The question of whether or not Scotland will be able to cut it as an independent nation will, inevitably, be settled based on these events – the ability to organise a coherent and fair response to a crisis in order to protect its people is the most basic responsibility of a nation state, and so far, the Scottish Government has had far more success dealing with the greatest crisis of our times than their “superiors” in London, despite the far smaller number of possibilities available to them.
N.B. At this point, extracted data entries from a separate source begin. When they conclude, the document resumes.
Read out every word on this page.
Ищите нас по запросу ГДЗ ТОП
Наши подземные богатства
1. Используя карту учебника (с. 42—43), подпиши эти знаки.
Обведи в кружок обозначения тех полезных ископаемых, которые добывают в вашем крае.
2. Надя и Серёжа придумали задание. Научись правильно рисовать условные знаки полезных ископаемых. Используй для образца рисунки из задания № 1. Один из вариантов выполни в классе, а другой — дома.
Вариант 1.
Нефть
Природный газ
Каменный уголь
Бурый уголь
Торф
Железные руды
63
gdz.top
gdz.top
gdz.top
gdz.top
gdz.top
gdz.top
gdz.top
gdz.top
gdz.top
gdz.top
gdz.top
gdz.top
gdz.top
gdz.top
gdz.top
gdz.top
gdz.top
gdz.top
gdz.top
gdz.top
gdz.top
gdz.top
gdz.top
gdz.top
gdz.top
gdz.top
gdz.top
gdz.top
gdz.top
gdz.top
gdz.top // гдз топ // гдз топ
The Scottish government cannot make any decisions regarding the EU, foreign policy or employment and welfare on its own, all areas where the UK’s policymaking has been bungled by the Conservatives while Scotland’s response has been hamstrung by Holyrood’s constitutional relationship with Westminster.
For many years now, the Scottish Government under Nicola Sturgeon has been working hard to establish itself as the government of a future independent nation. The progressive policies of this government before and during this crisis are only a small insight into what sort of nation an independent Scotland could be, given the opportunity to make all of its own decisions on such matters, without the burden of what may be another decade of a reactionary and right wing government.